Tribune : Yémen : L’Europe doit parler d’une même voix
Le secrétaire national d'Europe-Ecologie Les Verts, David Cormand prend position pour une poltiique européenne vis à vis du Yémen et notamment sur le traité pour le commerce des armes au niveau européen. Il nous livre ici son point de vue.
Quatre ans de chaos et de mort, quatre ans que les Yéménites paient le prix des jeux stratégiques des puissants de ce monde et que nous nous taisons par cupidité ou par peur de heurter des alliés bien peu glorieux. Selon le Armed Conflict Location and Event Data Project (ACLED), le bilan s’élèverait à 56 000 tués civils et combattants entre janvier 2016 et octobre 2018. Face à ce terrible constat, l’Europe doit sortir de son mutisme.
Le pays a basculé dans le chaos : les ONG décrivent la situation comme le plus grand drame humanitaire actuel. La population, prise dans les combats, doit aussi faire face à des pénuries de nourriture, à des manques d’eau et à l’épuisement des médicaments. Et certains pays européens ne sont pas étrangers à cette situation en continuant, au mépris des droits de l’homme et du droit de la guerre, à vendre des armes aux pays de la coalition arabe, notamment à l’Arabie Saoudite et aux Emirats Arabes Unis. Les droits humains sont ainsi niés au nom du profit et de contrats juteux, en particulier par la Belgique, le Royaume-Uni et la France. Pourtant, tous les Etats n’ont pas abjuré les valeurs européennes face aux intérêts économiques : l’Allemagne, la Norvège et les Pays-Bas ont limité leurs ventes d’armes à la coalition et cherchent à entraîner leurs partenaires européens. La France, elle, reste honteusement silencieuse et persiste à vendre des armes de haute technologie frappant les civils.
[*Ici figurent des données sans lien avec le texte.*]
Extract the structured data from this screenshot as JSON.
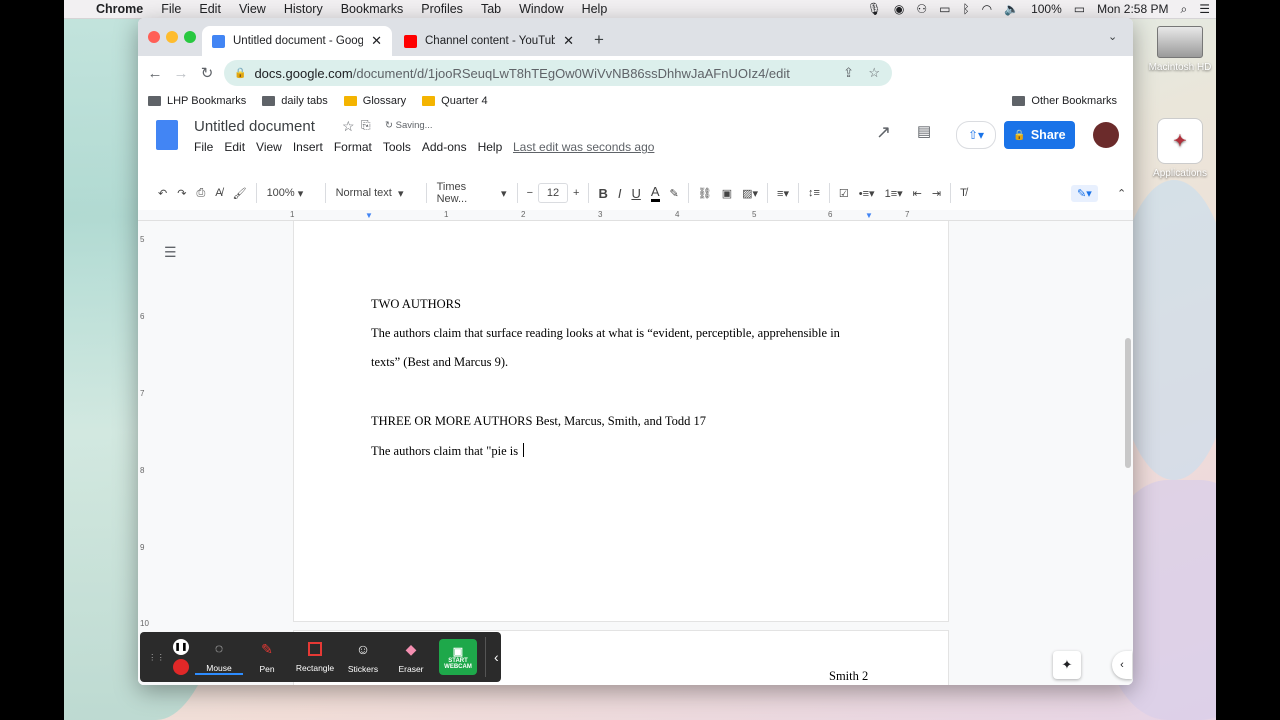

Face à l’abdication de la France et de ses semblables qui renoncent à leur valeur de fraternité, l’action européenne ne peut se limiter au financement de l’aide humanitaire, d’autant que les 60 millions d’euros donnés chaque année d’une main sont effacés de l’autre par les destructions causées par les armes et munitions européennes. Comme souvent, la diplomatie européenne fait pâle figure : incapables de parler d’une seule voix, les pays européens se retranchent lâchement derrière leurs intérêts nationaux. Pourtant, l’Union européenne dans son ensemble a un rôle crucial à jouer. C’est à elle de construire les garde-fous pour endiguer le cynisme des Etats membres qui sacrifient des civils pour vendre des canons. Une position commune doit être bâtie, stricte et fidèle à la tradition humaniste et pacifiste qui a présidée à la construction européenne, pour porter la voix du droit international et du respect des droits fondamentaux. C’est la position que portent les écologistes : une Europe forte et unie, capable de peser sur la scène internationale en portant un discours clair pour la paix, un discours de médiation et de protection des droits humains. Pour l’accompagner, il est indispensable que les dispositions de la position commune de l'Union sur les exportations d'armements – conditionnant notamment le commerce au respect des droits humains et du droit humanitaire international dans le pays acheteur – deviennent contraignantes pour les Etats et vérifiés de manière indépendante par les agents de l’Union européenne et des Nations unies. Les intérêts économiques ne peuvent pas passer avant les droits humains et les valeurs de paix entre les peuples. Alors que la situation internationale est de plus en plus instable et conflictuelle, que le droit international et le multilatéralisme sont attaqués par les grandes puissances dont les Etats-Unis et la Russie, l’Europe doit s’imposer comme un pôle de stabilité et un lieu de négociation. Les tensions auxquelles nous assistons ne feront que s’exacerber avec le changement climatique qui nourrit les crises autour des ressources et crée des pressions migratoires. Face à ces défis, au Yémen comme pour les conflits peu médiatisés ou à venir, l’Europe doit être érigée en plateforme pour la diffusion des valeurs de paix, de justice et d’humanité.